(Newswire.net — April 5, 2020) — Along with the spread of the COVID-19 strain, misinformation is also spreading like a virus. One of the most persistent myths today is that this coronavirus type was made by scientists and that it “escaped” from a laboratory in Wuhan, China, where the epidemic began.
A new analysis of SARS-CoV-2 may finally refute this myth.
A group of researchers has compared the genome of this new coronavirus strain with six other coronaviruses known to infect humans: SARS, MERS, and SARS-CoV-2, which can cause serious illness; along with HKU1, NL63, OC43, and 229E, which usually cause mild symptoms, the researchers wrote on March 17 in the Nature Medicine journal.
“Our analyses clearly show that SARS-CoV-2 is not a laboratory construct or a deliberately modified virus,” the study authors wrote in a journal article.
Professor Kristian Andersen, Director of Infectious Disease Genomics at Scripps Research Translational Institute in California – Department of Immunology and Microbiology along with his colleagues examined the genetic pattern of spike proteins protruding from the surface of the virus. The virus uses these spikes to grasp the outer walls of a host cell and then enter.
Scientists found that these spikes evolved to target human cell receptors called ACE2. It is so effective in binding to human cells that researchers have said that spike proteins are the result of natural selection rather than genetic engineering.
Here’s why: SARS-CoV-2 is very similar to the Severe Acute Respiratory Syndrome (SARS) virus, which spread around the globe almost 20 years ago.
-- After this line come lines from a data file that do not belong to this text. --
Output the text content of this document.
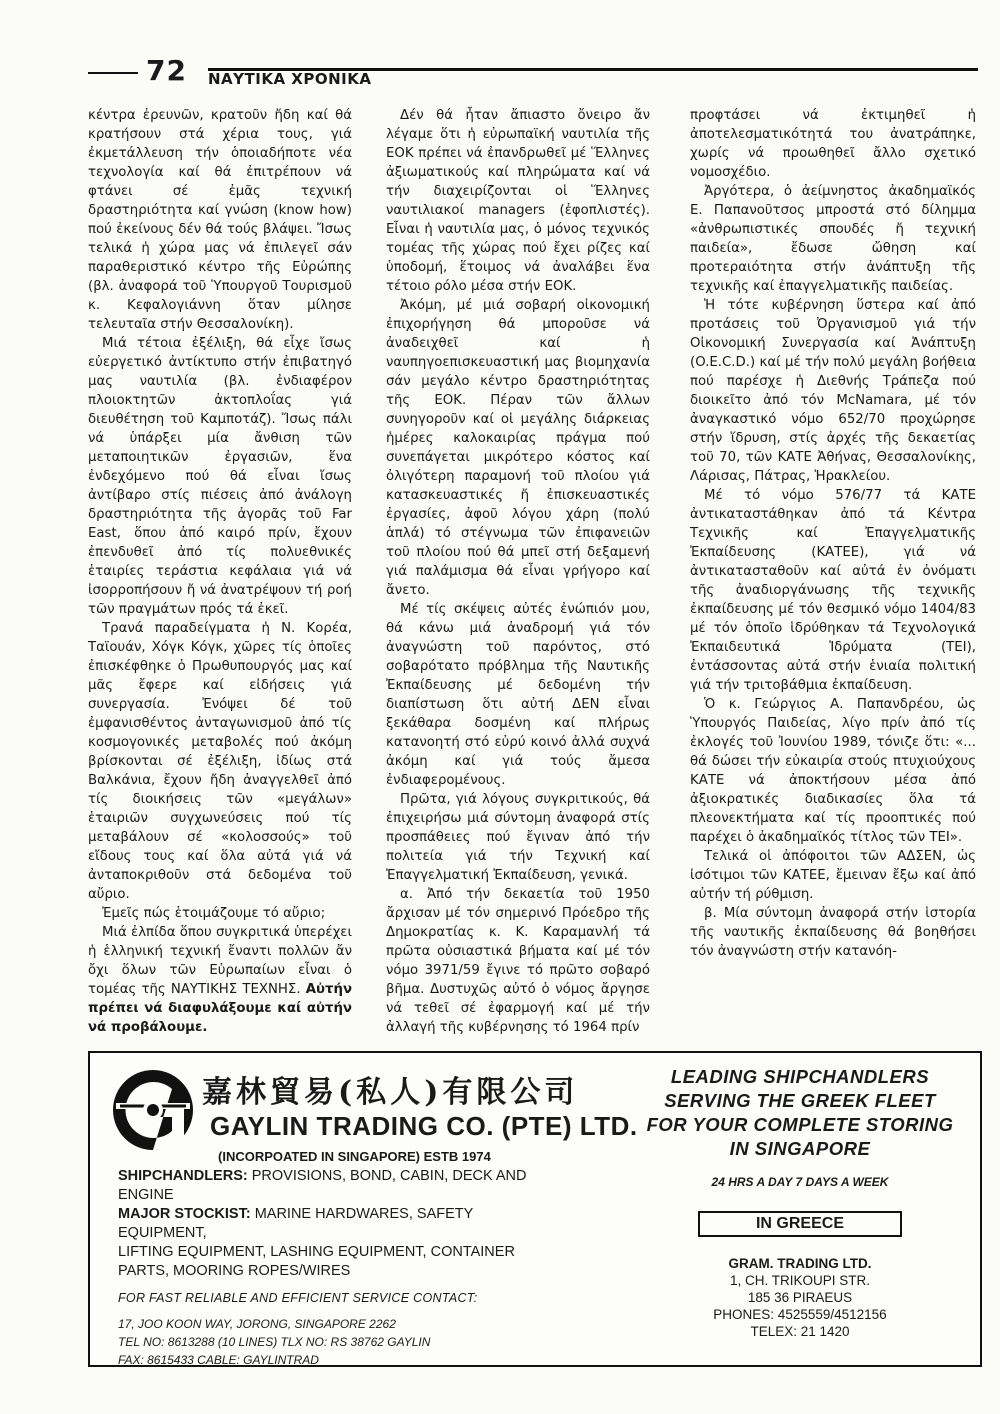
72 ΝΑΥΤΙΚΑ ΧΡΟΝΙΚΑ

κέντρα ἐρευνῶν, κρατοῦν ἤδη καί θά κρατήσουν στά χέρια τους, γιά ἐκμετάλλευση τήν ὁποιαδήποτε νέα τεχνολογία καί θά ἐπιτρέπουν νά φτάνει σέ ἐμᾶς τεχνική δραστηριότητα καί γνώση (know how) πού ἐκείνους δέν θά τούς βλάψει. Ἴσως τελικά ἡ χώρα μας νά ἐπιλεγεῖ σάν παραθεριστικό κέντρο τῆς Εὐρώπης (βλ. ἀναφορά τοῦ Ὑπουργοῦ Τουρισμοῦ κ. Κεφαλογιάννη ὅταν μίλησε τελευταῖα στήν Θεσσαλονίκη).

Μιά τέτοια ἐξέλιξη, θά εἶχε ἴσως εὐεργετικό ἀντίκτυπο στήν ἐπιβατηγό μας ναυτιλία (βλ. ἐνδιαφέρον πλοιοκτητῶν ἀκτοπλοΐας γιά διευθέτηση τοῦ Καμποτάζ). Ἴσως πάλι νά ὑπάρξει μία ἄνθιση τῶν μεταποιητικῶν ἐργασιῶν, ἕνα ἐνδεχόμενο πού θά εἶναι ἴσως ἀντίβαρο στίς πιέσεις ἀπό ἀνάλογη δραστηριότητα τῆς ἀγορᾶς τοῦ Far East, ὅπου ἀπό καιρό πρίν, ἔχουν ἐπενδυθεῖ ἀπό τίς πολυεθνικές ἑταιρίες τεράστια κεφάλαια γιά νά ἰσορροπήσουν ἤ νά ἀνατρέψουν τή ροή τῶν πραγμάτων πρός τά ἐκεῖ.

Τρανά παραδείγματα ἡ Ν. Κορέα, Ταϊουάν, Χόγκ Κόγκ, χῶρες τίς ὁποῖες ἐπισκέφθηκε ὁ Πρωθυπουργός μας καί μᾶς ἔφερε καί εἰδήσεις γιά συνεργασία. Ἐνόψει δέ τοῦ ἐμφανισθέντος ἀνταγωνισμοῦ ἀπό τίς κοσμογονικές μεταβολές πού ἀκόμη βρίσκονται σέ ἐξέλιξη, ἰδίως στά Βαλκάνια, ἔχουν ἤδη ἀναγγελθεῖ ἀπό τίς διοικήσεις τῶν «μεγάλων» ἑταιριῶν συγχωνεύσεις πού τίς μεταβάλουν σέ «κολοσσούς» τοῦ εἴδους τους καί ὅλα αὐτά γιά νά ἀνταποκριθοῦν στά δεδομένα τοῦ αὔριο.

Ἐμεῖς πώς ἑτοιμάζουμε τό αὔριο;

Μιά ἐλπίδα ὅπου συγκριτικά ὑπερέχει ἡ ἑλληνική τεχνική ἔναντι πολλῶν ἄν ὄχι ὅλων τῶν Εὐρωπαίων εἶναι ὁ τομέας τῆς ΝΑΥΤΙΚΗΣ ΤΕΧΝΗΣ. Αὐτήν πρέπει νά διαφυλάξουμε καί αὐτήν νά προβάλουμε.

Δέν θά ἦταν ἄπιαστο ὄνειρο ἄν λέγαμε ὅτι ἡ εὐρωπαϊκή ναυτιλία τῆς ΕΟΚ πρέπει νά ἐπανδρωθεῖ μέ Ἕλληνες ἀξιωματικούς καί πληρώματα καί νά τήν διαχειρίζονται οἱ Ἕλληνες ναυτιλιακοί managers (ἐφοπλιστές). Εἶναι ἡ ναυτιλία μας, ὁ μόνος τεχνικός τομέας τῆς χώρας πού ἔχει ρίζες καί ὑποδομή, ἕτοιμος νά ἀναλάβει ἕνα τέτοιο ρόλο μέσα στήν ΕΟΚ.

Ἀκόμη, μέ μιά σοβαρή οἰκονομική ἐπιχορήγηση θά μποροῦσε νά ἀναδειχθεῖ καί ἡ ναυπηγοεπισκευαστική μας βιομηχανία σάν μεγάλο κέντρο δραστηριότητας τῆς ΕΟΚ. Πέραν τῶν ἄλλων συνηγοροῦν καί οἱ μεγάλης διάρκειας ἡμέρες καλοκαιρίας πράγμα πού συνεπάγεται μικρότερο κόστος καί ὀλιγότερη παραμονή τοῦ πλοίου γιά κατασκευαστικές ἤ ἐπισκευαστικές ἐργασίες, ἀφοῦ λόγου χάρη (πολύ ἁπλά) τό στέγνωμα τῶν ἐπιφανειῶν τοῦ πλοίου πού θά μπεῖ στή δεξαμενή γιά παλάμισμα θά εἶναι γρήγορο καί ἄνετο.

Μέ τίς σκέψεις αὐτές ἐνώπιόν μου, θά κάνω μιά ἀναδρομή γιά τόν ἀναγνώστη τοῦ παρόντος, στό σοβαρότατο πρόβλημα τῆς Ναυτικῆς Ἐκπαίδευσης μέ δεδομένη τήν διαπίστωση ὅτι αὐτή ΔΕΝ εἶναι ξεκάθαρα δοσμένη καί πλήρως κατανοητή στό εὐρύ κοινό ἀλλά συχνά ἀκόμη καί γιά τούς ἄμεσα ἐνδιαφερομένους.

Πρῶτα, γιά λόγους συγκριτικούς, θά ἐπιχειρήσω μιά σύντομη ἀναφορά στίς προσπάθειες πού ἔγιναν ἀπό τήν πολιτεία γιά τήν Τεχνική καί Ἐπαγγελματική Ἐκπαίδευση, γενικά.

α. Ἀπό τήν δεκαετία τοῦ 1950 ἄρχισαν μέ τόν σημερινό Πρόεδρο τῆς Δημοκρατίας κ. Κ. Καραμανλή τά πρῶτα οὐσιαστικά βήματα καί μέ τόν νόμο 3971/59 ἔγινε τό πρῶτο σοβαρό βῆμα. Δυστυχῶς αὐτό ὁ νόμος ἄργησε νά τεθεῖ σέ ἐφαρμογή καί μέ τήν ἀλλαγή τῆς κυβέρνησης τό 1964 πρίν

προφτάσει νά ἐκτιμηθεῖ ἡ ἀποτελεσματικότητά του ἀνατράπηκε, χωρίς νά προωθηθεῖ ἄλλο σχετικό νομοσχέδιο.

Ἀργότερα, ὁ ἀείμνηστος ἀκαδημαϊκός Ε. Παπανοῦτσος μπροστά στό δίλημμα «ἀνθρωπιστικές σπουδές ἤ τεχνική παιδεία», ἔδωσε ὤθηση καί προτεραιότητα στήν ἀνάπτυξη τῆς τεχνικῆς καί ἐπαγγελματικῆς παιδείας.

Ἡ τότε κυβέρνηση ὕστερα καί ἀπό προτάσεις τοῦ Ὀργανισμοῦ γιά τήν Οἰκονομική Συνεργασία καί Ἀνάπτυξη (O.E.C.D.) καί μέ τήν πολύ μεγάλη βοήθεια πού παρέσχε ἡ Διεθνής Τράπεζα πού διοικεῖτο ἀπό τόν McNamara, μέ τόν ἀναγκαστικό νόμο 652/70 προχώρησε στήν ἵδρυση, στίς ἀρχές τῆς δεκαετίας τοῦ 70, τῶν ΚΑΤΕ Ἀθήνας, Θεσσαλονίκης, Λάρισας, Πάτρας, Ἡρακλείου.

Μέ τό νόμο 576/77 τά ΚΑΤΕ ἀντικαταστάθηκαν ἀπό τά Κέντρα Τεχνικῆς καί Ἐπαγγελματικῆς Ἐκπαίδευσης (ΚΑΤΕΕ), γιά νά ἀντικατασταθοῦν καί αὐτά ἐν ὀνόματι τῆς ἀναδιοργάνωσης τῆς τεχνικῆς ἐκπαίδευσης μέ τόν θεσμικό νόμο 1404/83 μέ τόν ὁποῖο ἱδρύθηκαν τά Τεχνολογικά Ἐκπαιδευτικά Ἱδρύματα (ΤΕΙ), ἐντάσσοντας αὐτά στήν ἑνιαία πολιτική γιά τήν τριτοβάθμια ἐκπαίδευση.

Ὁ κ. Γεώργιος Α. Παπανδρέου, ὡς Ὑπουργός Παιδείας, λίγο πρίν ἀπό τίς ἐκλογές τοῦ Ἰουνίου 1989, τόνιζε ὅτι: «... θά δώσει τήν εὐκαιρία στούς πτυχιούχους ΚΑΤΕ νά ἀποκτήσουν μέσα ἀπό ἀξιοκρατικές διαδικασίες ὅλα τά πλεονεκτήματα καί τίς προοπτικές πού παρέχει ὁ ἀκαδημαϊκός τίτλος τῶν ΤΕΙ».

Τελικά οἱ ἀπόφοιτοι τῶν ΑΔΣΕΝ, ὡς ἰσότιμοι τῶν ΚΑΤΕΕ, ἔμειναν ἔξω καί ἀπό αὐτήν τή ρύθμιση.

β. Μία σύντομη ἀναφορά στήν ἱστορία τῆς ναυτικῆς ἐκπαίδευσης θά βοηθήσει τόν ἀναγνώστη στήν κατανόη-

嘉林貿易(私人)有限公司
GAYLIN TRADING CO. (PTE) LTD.
(INCORPOATED IN SINGAPORE) ESTB 1974
SHIPCHANDLERS: PROVISIONS, BOND, CABIN, DECK AND ENGINE
MAJOR STOCKIST: MARINE HARDWARES, SAFETY EQUIPMENT,
LIFTING EQUIPMENT, LASHING EQUIPMENT, CONTAINER PARTS, MOORING ROPES/WIRES
FOR FAST RELIABLE AND EFFICIENT SERVICE CONTACT:
17, JOO KOON WAY, JORONG, SINGAPORE 2262
TEL NO: 8613288 (10 LINES) TLX NO: RS 38762 GAYLIN
FAX: 8615433 CABLE: GAYLINTRAD
LEADING SHIPCHANDLERS
SERVING THE GREEK FLEET
FOR YOUR COMPLETE STORING
IN SINGAPORE
24 HRS A DAY 7 DAYS A WEEK
IN GREECE
GRAM. TRADING LTD.
1, CH. TRIKOUPI STR.
185 36 PIRAEUS
PHONES: 4525559/4512156
TELEX: 21 1420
Scientists have studied how SARS-CoV differs from SARS-CoV-2 – with several key differences in the genetic code. Still, in computer simulations, mutations in SARS-CoV-2 do not seem to work very well in helping the virus bind to human cells. Had scientists deliberately constructed this virus, they would not have chosen the mutations that computer models assumed would not work. But it turns out that nature is smarter than scientists, and the new coronavirus has found a way to mutate in a more efficient – and completely different – manner than anything scientists could think to create, the study found.
Two years before the outbreak of the deadly coronavirus, scientists spoke of their fears about a new laboratory being built to study some of the world’s most dangerous viruses. Coincidently, the laboratory was built in Wuhan, the city at the heart of the outbreak of the new strain of the corona virus, which has so far infected more than a million people in the World.